Transfer of Property from Ananiah to Tamet (Aramaic)

Transfer of Property from Ananiah to Tamet (Aramaic)
Papyrus; L. 56.9 cm; W. 28.4 cm
Elephantine Island; October 30, 434 BCE
Bequest of Theodora Wilbour from the collection of her father, Charles Edwin Wilbour; Brooklyn Museum: 47.218.91 a–b
© Brooklyn Museum Photograph

The archive of Ananiah son of Azariah stretches over a remarkable period of forty-nine years, virtually his entire adult life. He is described as a servant of Yahweh but also as a “Jew of the detachment of Nabukudurri” in the garrison of the fortress of Elephantine. At the outset of the documents on display in the exhibition, we find him as the father of a young son by an Egyptian slave, Tamet, who belonged to another Jewish member of the garrison.
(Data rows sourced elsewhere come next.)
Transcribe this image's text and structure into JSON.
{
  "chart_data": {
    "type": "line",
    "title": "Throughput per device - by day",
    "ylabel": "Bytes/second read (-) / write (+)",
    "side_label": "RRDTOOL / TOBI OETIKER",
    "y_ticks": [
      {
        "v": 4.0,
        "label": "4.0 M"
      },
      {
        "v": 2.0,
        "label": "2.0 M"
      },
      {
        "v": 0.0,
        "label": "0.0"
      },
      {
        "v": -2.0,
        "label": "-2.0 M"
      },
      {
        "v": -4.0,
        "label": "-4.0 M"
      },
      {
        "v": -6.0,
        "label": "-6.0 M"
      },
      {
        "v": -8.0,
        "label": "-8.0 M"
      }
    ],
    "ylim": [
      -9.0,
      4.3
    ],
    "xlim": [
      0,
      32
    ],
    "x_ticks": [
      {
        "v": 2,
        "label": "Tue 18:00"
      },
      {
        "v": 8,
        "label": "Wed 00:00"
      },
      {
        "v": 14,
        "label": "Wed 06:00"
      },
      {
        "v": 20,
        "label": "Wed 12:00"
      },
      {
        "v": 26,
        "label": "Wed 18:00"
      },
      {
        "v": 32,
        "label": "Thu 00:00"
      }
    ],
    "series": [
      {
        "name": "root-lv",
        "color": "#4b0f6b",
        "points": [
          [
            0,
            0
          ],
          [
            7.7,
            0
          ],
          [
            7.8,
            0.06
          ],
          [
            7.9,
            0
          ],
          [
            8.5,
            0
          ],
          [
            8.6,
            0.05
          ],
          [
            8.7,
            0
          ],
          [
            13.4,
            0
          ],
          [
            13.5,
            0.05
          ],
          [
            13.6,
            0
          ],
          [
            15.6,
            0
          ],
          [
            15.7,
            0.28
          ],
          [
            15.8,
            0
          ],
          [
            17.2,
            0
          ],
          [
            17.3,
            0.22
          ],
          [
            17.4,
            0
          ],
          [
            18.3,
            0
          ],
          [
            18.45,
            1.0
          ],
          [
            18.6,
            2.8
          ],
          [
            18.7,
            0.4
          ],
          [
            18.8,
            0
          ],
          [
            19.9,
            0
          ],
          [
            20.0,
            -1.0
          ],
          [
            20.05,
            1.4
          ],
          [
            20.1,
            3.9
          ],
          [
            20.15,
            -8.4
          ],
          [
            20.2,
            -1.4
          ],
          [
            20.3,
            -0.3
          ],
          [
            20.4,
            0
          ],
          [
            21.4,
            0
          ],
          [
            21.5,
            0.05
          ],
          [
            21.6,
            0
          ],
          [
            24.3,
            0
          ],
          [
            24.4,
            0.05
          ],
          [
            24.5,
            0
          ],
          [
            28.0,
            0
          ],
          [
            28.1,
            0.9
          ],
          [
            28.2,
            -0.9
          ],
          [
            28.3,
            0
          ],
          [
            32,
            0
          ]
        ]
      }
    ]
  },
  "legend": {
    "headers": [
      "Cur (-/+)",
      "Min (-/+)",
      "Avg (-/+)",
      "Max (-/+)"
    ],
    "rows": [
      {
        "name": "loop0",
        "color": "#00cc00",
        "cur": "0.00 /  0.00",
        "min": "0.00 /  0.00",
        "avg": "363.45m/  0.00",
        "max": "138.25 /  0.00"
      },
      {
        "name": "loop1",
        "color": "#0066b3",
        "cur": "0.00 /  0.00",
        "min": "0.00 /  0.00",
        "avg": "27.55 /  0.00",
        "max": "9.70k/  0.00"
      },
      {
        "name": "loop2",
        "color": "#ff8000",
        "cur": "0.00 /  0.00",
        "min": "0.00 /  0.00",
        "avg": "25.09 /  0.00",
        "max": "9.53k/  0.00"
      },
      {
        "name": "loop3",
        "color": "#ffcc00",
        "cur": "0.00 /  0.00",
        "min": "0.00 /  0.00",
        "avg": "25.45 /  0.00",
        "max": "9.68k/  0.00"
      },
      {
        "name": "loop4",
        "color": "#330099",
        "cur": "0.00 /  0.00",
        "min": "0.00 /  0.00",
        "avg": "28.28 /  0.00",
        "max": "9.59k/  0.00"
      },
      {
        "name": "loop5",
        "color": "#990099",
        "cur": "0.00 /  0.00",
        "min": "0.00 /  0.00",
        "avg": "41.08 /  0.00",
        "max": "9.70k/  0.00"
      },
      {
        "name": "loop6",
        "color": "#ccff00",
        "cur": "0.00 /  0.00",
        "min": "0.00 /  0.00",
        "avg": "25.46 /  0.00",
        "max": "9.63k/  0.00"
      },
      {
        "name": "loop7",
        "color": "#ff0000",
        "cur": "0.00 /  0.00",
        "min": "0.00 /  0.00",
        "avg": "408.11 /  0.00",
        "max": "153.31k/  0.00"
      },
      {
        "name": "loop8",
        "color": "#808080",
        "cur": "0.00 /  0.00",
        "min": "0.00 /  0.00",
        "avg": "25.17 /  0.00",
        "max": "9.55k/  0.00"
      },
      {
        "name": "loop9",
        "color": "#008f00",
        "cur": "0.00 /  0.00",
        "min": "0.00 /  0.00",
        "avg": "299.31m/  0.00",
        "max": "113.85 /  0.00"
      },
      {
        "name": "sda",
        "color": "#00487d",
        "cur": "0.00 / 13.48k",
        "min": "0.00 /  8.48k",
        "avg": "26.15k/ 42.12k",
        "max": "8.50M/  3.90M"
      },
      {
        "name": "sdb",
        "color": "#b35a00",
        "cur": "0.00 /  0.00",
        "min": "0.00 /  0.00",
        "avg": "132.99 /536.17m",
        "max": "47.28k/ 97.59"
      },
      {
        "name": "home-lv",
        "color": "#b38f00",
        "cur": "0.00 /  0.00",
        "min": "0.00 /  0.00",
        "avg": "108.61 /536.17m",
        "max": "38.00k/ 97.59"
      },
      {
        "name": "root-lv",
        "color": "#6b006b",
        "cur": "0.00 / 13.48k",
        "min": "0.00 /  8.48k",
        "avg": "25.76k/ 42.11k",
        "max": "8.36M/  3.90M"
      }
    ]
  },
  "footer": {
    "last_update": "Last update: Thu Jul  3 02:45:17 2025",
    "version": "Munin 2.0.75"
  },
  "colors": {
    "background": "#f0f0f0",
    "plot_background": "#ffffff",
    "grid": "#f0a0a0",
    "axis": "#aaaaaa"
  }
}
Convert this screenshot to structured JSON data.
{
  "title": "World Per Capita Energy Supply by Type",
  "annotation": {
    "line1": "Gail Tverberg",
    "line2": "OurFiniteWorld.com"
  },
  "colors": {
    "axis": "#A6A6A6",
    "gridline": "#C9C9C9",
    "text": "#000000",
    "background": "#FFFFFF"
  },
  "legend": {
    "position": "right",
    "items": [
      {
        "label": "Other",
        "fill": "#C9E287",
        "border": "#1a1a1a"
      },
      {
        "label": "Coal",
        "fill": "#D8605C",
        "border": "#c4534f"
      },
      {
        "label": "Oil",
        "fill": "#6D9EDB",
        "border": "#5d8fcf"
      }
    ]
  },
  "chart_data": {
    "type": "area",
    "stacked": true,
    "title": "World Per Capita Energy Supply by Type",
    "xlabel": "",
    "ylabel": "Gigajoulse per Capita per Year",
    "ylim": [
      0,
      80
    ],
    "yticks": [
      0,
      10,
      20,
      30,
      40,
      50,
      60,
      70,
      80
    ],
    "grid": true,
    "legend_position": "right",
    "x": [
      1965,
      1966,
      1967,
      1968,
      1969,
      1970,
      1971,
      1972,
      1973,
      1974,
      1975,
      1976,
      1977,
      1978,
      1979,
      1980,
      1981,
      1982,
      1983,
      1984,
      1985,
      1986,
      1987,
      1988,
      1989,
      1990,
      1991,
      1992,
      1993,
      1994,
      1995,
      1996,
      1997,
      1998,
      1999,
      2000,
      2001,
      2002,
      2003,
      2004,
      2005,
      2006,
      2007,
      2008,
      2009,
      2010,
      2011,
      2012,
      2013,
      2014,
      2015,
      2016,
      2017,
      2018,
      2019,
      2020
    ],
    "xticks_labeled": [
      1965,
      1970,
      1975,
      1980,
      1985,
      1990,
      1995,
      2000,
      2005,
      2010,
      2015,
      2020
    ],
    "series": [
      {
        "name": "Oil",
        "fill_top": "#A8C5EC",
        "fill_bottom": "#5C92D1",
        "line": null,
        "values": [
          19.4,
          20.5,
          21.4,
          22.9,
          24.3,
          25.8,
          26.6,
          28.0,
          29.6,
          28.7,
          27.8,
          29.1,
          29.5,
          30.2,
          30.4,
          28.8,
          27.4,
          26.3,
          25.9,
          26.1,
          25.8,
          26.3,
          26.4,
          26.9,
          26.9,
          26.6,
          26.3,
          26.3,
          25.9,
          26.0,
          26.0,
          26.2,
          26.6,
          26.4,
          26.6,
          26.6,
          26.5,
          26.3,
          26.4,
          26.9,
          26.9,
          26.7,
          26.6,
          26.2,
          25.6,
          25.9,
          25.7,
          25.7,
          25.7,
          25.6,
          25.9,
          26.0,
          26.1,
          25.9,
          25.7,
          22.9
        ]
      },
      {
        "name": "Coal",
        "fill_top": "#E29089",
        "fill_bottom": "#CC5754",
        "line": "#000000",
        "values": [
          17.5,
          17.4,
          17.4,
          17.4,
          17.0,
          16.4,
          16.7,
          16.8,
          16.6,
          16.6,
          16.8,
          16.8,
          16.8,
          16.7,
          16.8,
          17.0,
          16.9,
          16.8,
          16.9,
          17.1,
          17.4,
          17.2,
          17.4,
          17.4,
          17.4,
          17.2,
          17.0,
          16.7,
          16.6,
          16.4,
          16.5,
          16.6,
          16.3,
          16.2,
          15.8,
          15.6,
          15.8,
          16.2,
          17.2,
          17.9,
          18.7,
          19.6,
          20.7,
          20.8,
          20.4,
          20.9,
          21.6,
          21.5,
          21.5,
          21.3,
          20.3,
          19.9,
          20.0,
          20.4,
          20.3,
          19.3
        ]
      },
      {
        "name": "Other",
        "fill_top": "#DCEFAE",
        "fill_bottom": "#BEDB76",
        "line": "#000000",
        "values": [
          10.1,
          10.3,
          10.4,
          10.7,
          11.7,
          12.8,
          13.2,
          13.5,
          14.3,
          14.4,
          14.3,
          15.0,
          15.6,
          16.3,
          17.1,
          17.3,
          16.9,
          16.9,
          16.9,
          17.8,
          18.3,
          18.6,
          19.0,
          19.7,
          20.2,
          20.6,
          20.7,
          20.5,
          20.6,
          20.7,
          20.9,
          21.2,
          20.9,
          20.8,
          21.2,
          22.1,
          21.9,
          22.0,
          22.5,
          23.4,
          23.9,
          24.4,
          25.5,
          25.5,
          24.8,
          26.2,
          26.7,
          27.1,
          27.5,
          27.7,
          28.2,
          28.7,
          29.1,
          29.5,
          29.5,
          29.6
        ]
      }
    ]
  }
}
After the birth of their son, Ananiah married Tamet and over the ensuing decades he acquired derelict property, restores it, has another child, marries off his daughter, and with this contract he gives parts of the house first to his wife, Tamet (who was still alive and married to him at the end of his life), and then to his daughter when she marries. How many documents he generated in Aramaic—or for that matter in Demotic—we do not know, as only those permanently important for property ownership and personal status were retained by his daughter and her husband. Nevertheless, the limited portrait that emerges is that of a man who took care to provide for his family as its circumstances changed.